To celebrate 60 years of Barbie, Jordan Erica Webber looks back at some of the key moments in the history of the world-famous doll, and examines how Barbie became a representative of the tech world

In this exploration of the reimagining of Barbie in a digital world, there is discussion of what was created and how things might have been different if different choices had been made. A part of this intent is to explore alternatives for moving forward.

When we imagine different histories we can imagine different futures.

Listened Radio Edutalk 13-03-19 Ian Guest “Exploring teachers’ professional development with Twitter”

Dr Ian Guest talking about his recent PHD “Exploring teachers’ professional development with Twitter”.

Another interesting discussion about Twitter summarising some of Ian Guest’s learnings associated with his PhD. Was nice to mentioned in regards to my involvement with the village.
Listened Can free public transport save our cities? from Radio National

Luxembourg is just about to make its public transport free. The first country (albeit a small one) to do so. But do the promises of a cleaner, less congested urban environment really stack-up?

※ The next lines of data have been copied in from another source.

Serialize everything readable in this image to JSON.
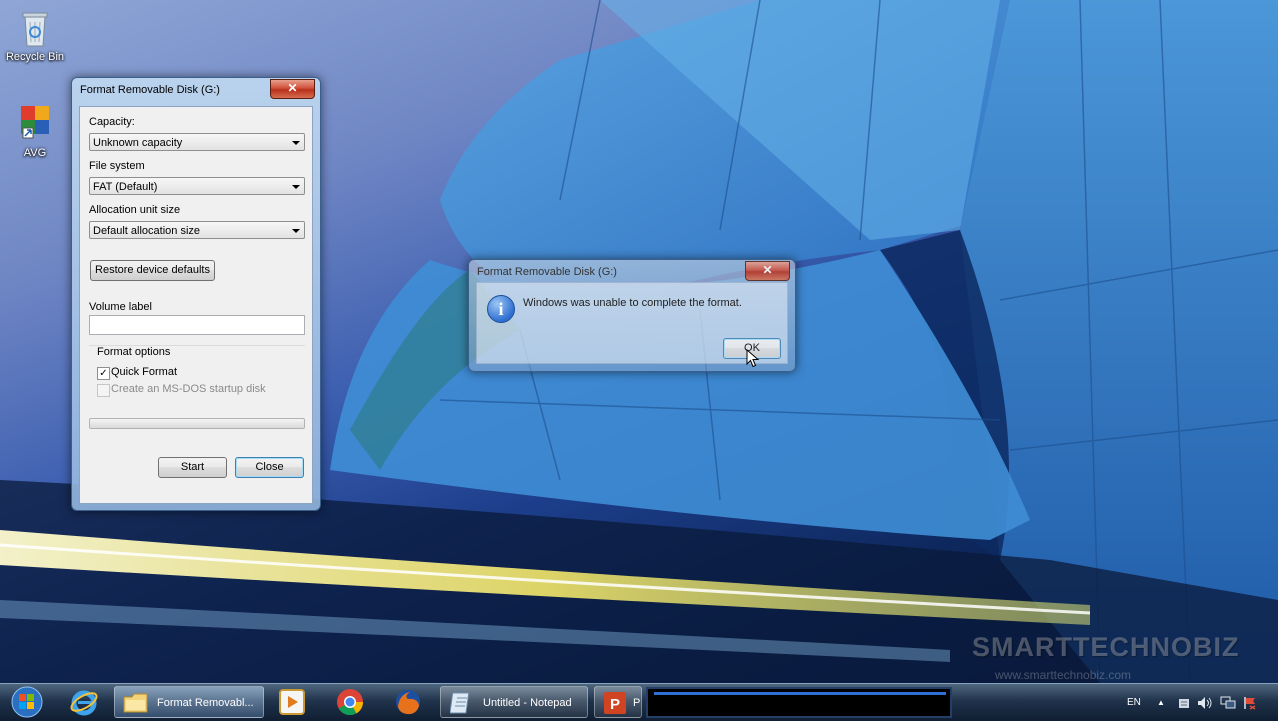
{
  "desktop": {
    "icons": [
      {
        "label": "Recycle Bin"
      },
      {
        "label": "AVG"
      }
    ],
    "watermark": {
      "brand": "SMARTTECHNOBIZ",
      "url": "www.smarttechnobiz.com"
    }
  },
  "format_dialog": {
    "title": "Format Removable Disk (G:)",
    "close_glyph": "✕",
    "capacity_label": "Capacity:",
    "capacity_value": "Unknown capacity",
    "filesystem_label": "File system",
    "filesystem_value": "FAT (Default)",
    "allocation_label": "Allocation unit size",
    "allocation_value": "Default allocation size",
    "restore_button": "Restore device defaults",
    "volume_label": "Volume label",
    "volume_value": "",
    "format_options_label": "Format options",
    "quick_format_label": "Quick Format",
    "quick_format_checked": true,
    "msdos_label": "Create an MS-DOS startup disk",
    "msdos_checked": false,
    "progress": 0,
    "start_button": "Start",
    "close_button": "Close"
  },
  "message_box": {
    "title": "Format Removable Disk (G:)",
    "close_glyph": "✕",
    "icon_glyph": "i",
    "message": "Windows was unable to complete the format.",
    "ok_button": "OK"
  },
  "taskbar": {
    "items": [
      {
        "label": "Format Removabl..."
      },
      {
        "label": "Untitled - Notepad"
      },
      {
        "label": "P"
      }
    ],
    "tray": {
      "language": "EN",
      "show_hidden_glyph": "▲"
    }
  },
  "colors": {
    "close_button_red": "#c8412a",
    "taskbar": "#1a2d45",
    "info_icon_blue": "#2f6fd0"
  }
}
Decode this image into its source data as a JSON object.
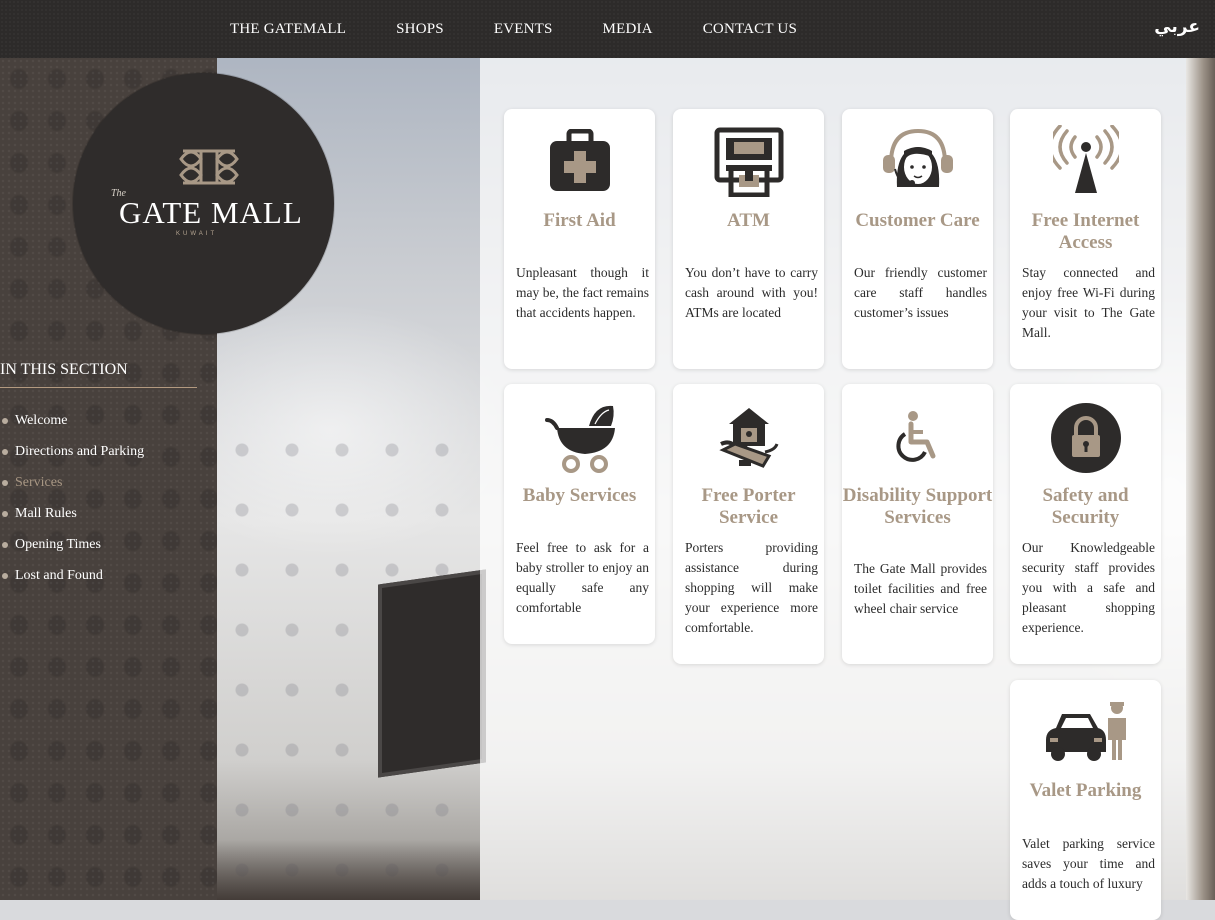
{
  "nav": {
    "items": [
      "THE GATEMALL",
      "SHOPS",
      "EVENTS",
      "MEDIA",
      "CONTACT US"
    ],
    "language": "عربي"
  },
  "logo": {
    "the": "The",
    "name": "GATE MALL",
    "sub": "KUWAIT"
  },
  "sidebar": {
    "title": "IN THIS SECTION",
    "items": [
      {
        "label": "Welcome"
      },
      {
        "label": "Directions and Parking"
      },
      {
        "label": "Services"
      },
      {
        "label": "Mall Rules"
      },
      {
        "label": "Opening Times"
      },
      {
        "label": "Lost and Found"
      }
    ],
    "active": "Services"
  },
  "services": [
    {
      "icon": "first-aid-kit-icon",
      "title": "First Aid",
      "desc": "Unpleasant though it may be, the fact remains that accidents happen."
    },
    {
      "icon": "atm-icon",
      "title": "ATM",
      "desc": "You don’t have to carry cash around with you! ATMs are located"
    },
    {
      "icon": "customer-care-icon",
      "title": "Customer Care",
      "desc": "Our friendly customer care staff handles customer’s issues"
    },
    {
      "icon": "wifi-antenna-icon",
      "title": "Free Internet Access",
      "desc": "Stay connected and enjoy free Wi-Fi during your visit to The Gate Mall."
    },
    {
      "icon": "baby-stroller-icon",
      "title": "Baby Services",
      "desc": "Feel free to ask for a baby stroller to enjoy an equally safe any comfortable"
    },
    {
      "icon": "porter-icon",
      "title": "Free Porter Service",
      "desc": "Porters providing assistance during shopping will make your experience more comfortable."
    },
    {
      "icon": "wheelchair-icon",
      "title": "Disability Support Services",
      "desc": "The Gate Mall provides toilet facilities and free wheel chair service"
    },
    {
      "icon": "padlock-icon",
      "title": "Safety and Security",
      "desc": "Our Knowledgeable security staff provides you with a safe and pleasant shopping experience."
    },
    {
      "icon": "valet-parking-icon",
      "title": "Valet Parking",
      "desc": "Valet parking service saves your time and adds a touch of luxury"
    }
  ],
  "colors": {
    "accent": "#a89886",
    "dark": "#2d2b2a",
    "sidebar": "#48413d"
  }
}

In this edition of Future Tense, Antony Funnel looks at the positives and negatives to free public transport. This includes questions around accessibility, frequency and public value. He also wrote a pieces for ABC News, which can be found here.
Listened Beninese musician/activist/genius Angélique Kidjo has released a tribute to Talking Heads’ Remain in Light and IT. IS. FUCKING. AMAZING. from Boing Boing

Beninese musician/activist/genius Angélique Kidjo has released a tribute to Talking Heads’ Remain in Light and IT. IS. FUCKING. AMAZING.,Angélique Kidjo is a Beninese musician of enormous talent and repute (and three Grammys!); with 10 brilliant albums to her credit; album number ten is special, though: a tribute to Talking Heads…

It is always interesting to hear this reimagining of the Talking Heads. Kidjo both brings a new sound to the songs, as well as placing the music in a whole new context.